Pese a estas preferencias, los resultados mostraron que el 41% de las y los encuestados consideraba el precio como el problema más crítico para comprar alimentos ecológicos. Por otra parte, el 39% señaló que los alimentos ecológicos eran difíciles de identificar o que no estaban fácilmente disponibles en el mercado.

“Lo que más nos llamó la atención en este trabajo, es que el precio es la variable más importante para las personas, al momento de tomar una decisión ambiental y alimentaria.  Y eso, sin duda, nos pone un enorme desafío por delante, que es masificar estos sistemas de producción amigable, para que sean accesibles a todas las personas y no solo a una elite. Dentro de los resultados de la encuesta, también que nos dimos cuenta que la gente sí percibe los problemas ambientales relacionadas a la producción de alimentos, y que sus decisiones también están influenciadas por los problemas de salud que puedan generar a nivel individual”, explica Celis.

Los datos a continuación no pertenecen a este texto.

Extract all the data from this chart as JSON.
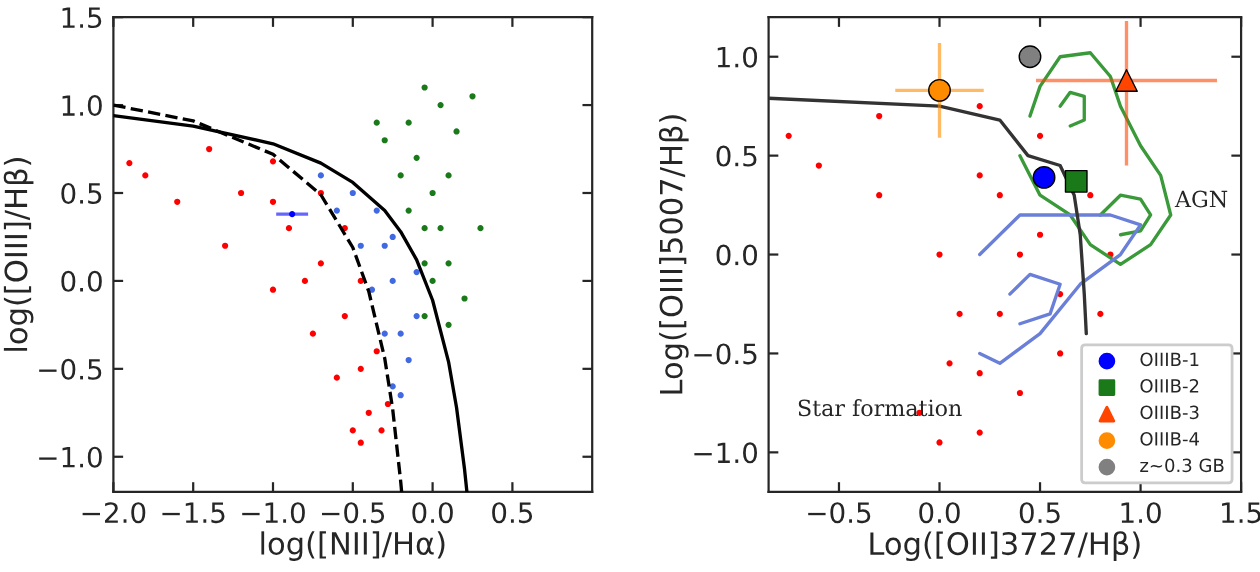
{
  "chart_data": [
    {
      "type": "scatter",
      "xlabel": "log([NII]/Hα)",
      "ylabel": "log([OIII]/Hβ)",
      "xlim": [
        -2.0,
        1.0
      ],
      "ylim": [
        -1.2,
        1.5
      ],
      "xticks": [
        {
          "value": -2.0,
          "label": "−2.0"
        },
        {
          "value": -1.5,
          "label": "−1.5"
        },
        {
          "value": -1.0,
          "label": "−1.0"
        },
        {
          "value": -0.5,
          "label": "−0.5"
        },
        {
          "value": 0.0,
          "label": "0.0"
        },
        {
          "value": 0.5,
          "label": "0.5"
        }
      ],
      "yticks": [
        {
          "value": -1.0,
          "label": "−1.0"
        },
        {
          "value": -0.5,
          "label": "−0.5"
        },
        {
          "value": 0.0,
          "label": "0.0"
        },
        {
          "value": 0.5,
          "label": "0.5"
        },
        {
          "value": 1.0,
          "label": "1.0"
        },
        {
          "value": 1.5,
          "label": "1.5"
        }
      ],
      "legend": false,
      "series": [
        {
          "color": "#ff0000",
          "marker": "circle",
          "x": [
            -1.9,
            -1.4,
            -1.0,
            -0.7,
            -0.55,
            -0.45,
            -0.35,
            -0.28,
            -0.32,
            -0.45,
            -0.5,
            -0.6,
            -0.75,
            -1.0,
            -1.3,
            -1.6,
            -1.8,
            -1.2,
            -0.9,
            -0.7,
            -0.55,
            -0.45,
            -0.4,
            -1.0,
            -0.8
          ],
          "values": [
            0.67,
            0.75,
            0.68,
            0.5,
            0.3,
            0.0,
            -0.4,
            -0.7,
            -0.85,
            -0.92,
            -0.85,
            -0.55,
            -0.3,
            -0.05,
            0.2,
            0.45,
            0.6,
            0.5,
            0.3,
            0.1,
            -0.2,
            -0.5,
            -0.75,
            0.45,
            0.0
          ]
        },
        {
          "color": "#4169e1",
          "marker": "circle",
          "x": [
            -0.7,
            -0.5,
            -0.35,
            -0.25,
            -0.1,
            -0.1,
            -0.15,
            -0.2,
            -0.25,
            -0.3,
            -0.38,
            -0.45,
            -0.6,
            -0.25,
            -0.2,
            -0.3
          ],
          "values": [
            0.6,
            0.5,
            0.4,
            0.25,
            0.05,
            -0.2,
            -0.45,
            -0.65,
            -0.6,
            -0.3,
            -0.05,
            0.2,
            0.4,
            0.0,
            -0.3,
            0.2
          ]
        },
        {
          "color": "#1a7a1a",
          "marker": "circle",
          "x": [
            -0.05,
            0.05,
            0.15,
            0.1,
            0.05,
            0.1,
            0.2,
            0.1,
            -0.05,
            -0.05,
            -0.15,
            -0.2,
            -0.15,
            -0.3,
            0.3,
            -0.1,
            0.0,
            -0.05,
            0.0,
            -0.35,
            0.25
          ],
          "values": [
            1.1,
            1.0,
            0.85,
            0.6,
            0.3,
            0.1,
            -0.1,
            -0.25,
            -0.2,
            0.1,
            0.4,
            0.6,
            0.9,
            0.8,
            0.3,
            0.7,
            0.5,
            0.3,
            0.0,
            0.9,
            1.05
          ]
        },
        {
          "type": "line",
          "color": "#000000",
          "line_style": "solid",
          "x": [
            -2.0,
            -1.5,
            -1.0,
            -0.7,
            -0.5,
            -0.3,
            -0.2,
            -0.1,
            0.0,
            0.1,
            0.15,
            0.2,
            0.215
          ],
          "values": [
            0.94,
            0.88,
            0.78,
            0.67,
            0.56,
            0.4,
            0.28,
            0.12,
            -0.11,
            -0.46,
            -0.72,
            -1.07,
            -1.2
          ]
        },
        {
          "type": "line",
          "color": "#000000",
          "line_style": "dashed",
          "x": [
            -2.0,
            -1.5,
            -1.0,
            -0.7,
            -0.5,
            -0.4,
            -0.3,
            -0.25,
            -0.2,
            -0.194
          ],
          "values": [
            1.0,
            0.91,
            0.72,
            0.49,
            0.19,
            -0.06,
            -0.44,
            -0.73,
            -1.14,
            -1.2
          ]
        },
        {
          "color": "#0000ff",
          "marker": "circle",
          "x": [
            -0.88
          ],
          "values": [
            0.38
          ],
          "xerrors": [
            0.1
          ]
        }
      ]
    },
    {
      "type": "scatter",
      "xlabel": "Log([OII]3727/Hβ)",
      "ylabel": "Log([OIII]5007/Hβ)",
      "xlim": [
        -0.85,
        1.5
      ],
      "ylim": [
        -1.2,
        1.2
      ],
      "xticks": [
        {
          "value": -0.5,
          "label": "−0.5"
        },
        {
          "value": 0.0,
          "label": "0.0"
        },
        {
          "value": 0.5,
          "label": "0.5"
        },
        {
          "value": 1.0,
          "label": "1.0"
        },
        {
          "value": 1.5,
          "label": "1.5"
        }
      ],
      "yticks": [
        {
          "value": -1.0,
          "label": "−1.0"
        },
        {
          "value": -0.5,
          "label": "−0.5"
        },
        {
          "value": 0.0,
          "label": "0.0"
        },
        {
          "value": 0.5,
          "label": "0.5"
        },
        {
          "value": 1.0,
          "label": "1.0"
        }
      ],
      "legend": "bottom right",
      "annotations": [
        "AGN",
        "Star formation"
      ],
      "series": [
        {
          "color": "#ff0000",
          "marker": "circle",
          "x": [
            -0.75,
            -0.3,
            0.2,
            0.5,
            0.75,
            0.85,
            0.8,
            0.6,
            0.4,
            0.2,
            0.0,
            -0.1,
            0.05,
            0.1,
            0.0,
            -0.3,
            -0.6,
            0.3,
            0.4,
            0.3,
            0.2,
            0.5,
            0.2,
            0.6
          ],
          "values": [
            0.6,
            0.7,
            0.75,
            0.6,
            0.3,
            0.0,
            -0.3,
            -0.5,
            -0.7,
            -0.9,
            -0.95,
            -0.8,
            -0.55,
            -0.3,
            0.0,
            0.3,
            0.45,
            0.3,
            0.0,
            -0.3,
            -0.6,
            0.1,
            0.4,
            -0.2
          ]
        },
        {
          "type": "line",
          "color": "#3a9a3a",
          "line_style": "solid",
          "x": [
            0.45,
            0.5,
            0.6,
            0.75,
            0.85,
            0.9,
            1.0,
            1.1,
            1.15,
            1.05,
            0.9,
            0.75,
            0.65,
            0.5,
            0.4
          ],
          "values": [
            0.7,
            0.85,
            1.0,
            1.02,
            0.9,
            0.75,
            0.55,
            0.4,
            0.2,
            0.05,
            -0.05,
            0.05,
            0.2,
            0.3,
            0.5
          ]
        },
        {
          "type": "line",
          "color": "#3a9a3a",
          "line_style": "solid",
          "x": [
            0.6,
            0.65,
            0.72,
            0.72,
            0.65
          ],
          "values": [
            0.75,
            0.82,
            0.8,
            0.68,
            0.65
          ]
        },
        {
          "type": "line",
          "color": "#3a9a3a",
          "line_style": "solid",
          "x": [
            0.8,
            0.9,
            1.0,
            1.05,
            1.0,
            0.9
          ],
          "values": [
            0.2,
            0.3,
            0.28,
            0.2,
            0.12,
            0.1
          ]
        },
        {
          "type": "line",
          "color": "#6a7fd8",
          "line_style": "solid",
          "x": [
            0.2,
            0.4,
            0.6,
            0.85,
            1.0,
            0.9,
            0.7,
            0.5,
            0.3,
            0.2
          ],
          "values": [
            0.0,
            0.2,
            0.2,
            0.2,
            0.15,
            0.0,
            -0.15,
            -0.4,
            -0.55,
            -0.5
          ]
        },
        {
          "type": "line",
          "color": "#6a7fd8",
          "line_style": "solid",
          "x": [
            0.35,
            0.45,
            0.6,
            0.55,
            0.4
          ],
          "values": [
            -0.2,
            -0.1,
            -0.15,
            -0.3,
            -0.35
          ]
        },
        {
          "type": "line",
          "color": "#333333",
          "line_style": "solid",
          "x": [
            -0.85,
            0.0,
            0.3,
            0.44,
            0.6,
            0.67,
            0.7,
            0.72,
            0.73
          ],
          "values": [
            0.79,
            0.75,
            0.68,
            0.5,
            0.45,
            0.3,
            0.1,
            -0.2,
            -0.4
          ]
        },
        {
          "name": "OIIIB-1",
          "color": "#0000ff",
          "marker": "circle",
          "x": [
            0.52
          ],
          "values": [
            0.39
          ]
        },
        {
          "name": "OIIIB-2",
          "color": "#1a7a1a",
          "marker": "square",
          "x": [
            0.68
          ],
          "values": [
            0.37
          ]
        },
        {
          "name": "OIIIB-3",
          "color": "#ff4500",
          "marker": "triangle",
          "x": [
            0.93
          ],
          "values": [
            0.88
          ],
          "xerrors": [
            0.45
          ],
          "errors": [
            [
              0.45,
              1.18
            ]
          ]
        },
        {
          "name": "OIIIB-4",
          "color": "#ff8c00",
          "marker": "circle",
          "x": [
            0.0
          ],
          "values": [
            0.83
          ],
          "xerrors": [
            0.22
          ],
          "errors": [
            0.24
          ]
        },
        {
          "name": "z∼0.3 GB",
          "color": "#808080",
          "marker": "circle",
          "x": [
            0.45
          ],
          "values": [
            1.0
          ]
        }
      ]
    }
  ]
}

Otro aspecto destacado en la encuesta, es que las personas sí tienen conciencia de la relación entre la salud humana, el ecosistema y la producción de alimentos, concepto  conocido como “Una Salud”, pero eso no es determinante al momento de adquirir un producto. Degradación de suelos, alto consumo de agua, contaminación ambiental y pérdida de biodiversidad, son algunos de los temas reconocidos.

“Sobre este último enfoque también debemos avanzar como sociedad, ya que sabemos que si tenemos ecosistemas saludables, también tendremos mejor calidad de vida y personas más sanas también”, comenta el investigador del IEB.

Pero, ¿cómo poder encaminarse hacia esa transición más sustentable en nuestro país? Juan Luis Celis, declara que es relevante trabajar a diferentes niveles, e incrementando la conexión entre la investigación científica, la divulgación, la gobernanza y los sistemas productivos.

“La gente sabe que comer una fruta es algo natural, pero no hay una asociación de cómo se produce esa fruta. Y creemos que ahí hay que hacer un trabajo interesante y como puente entre la investigación y la extensión. Por otro lado, es importante mencionar que existe una injusticia ambiental en esta área, y que con incentivos tributarios económicos y una mejor gobernanza se podría ayudar a nivelar la cancha. Otro aspecto a mejorar es implementar sistemas efectivos de certificación, que incluyan a la biodiversidad y su conservación como una variable fundamental, y una solución basada en la naturaleza”, finaliza el científico.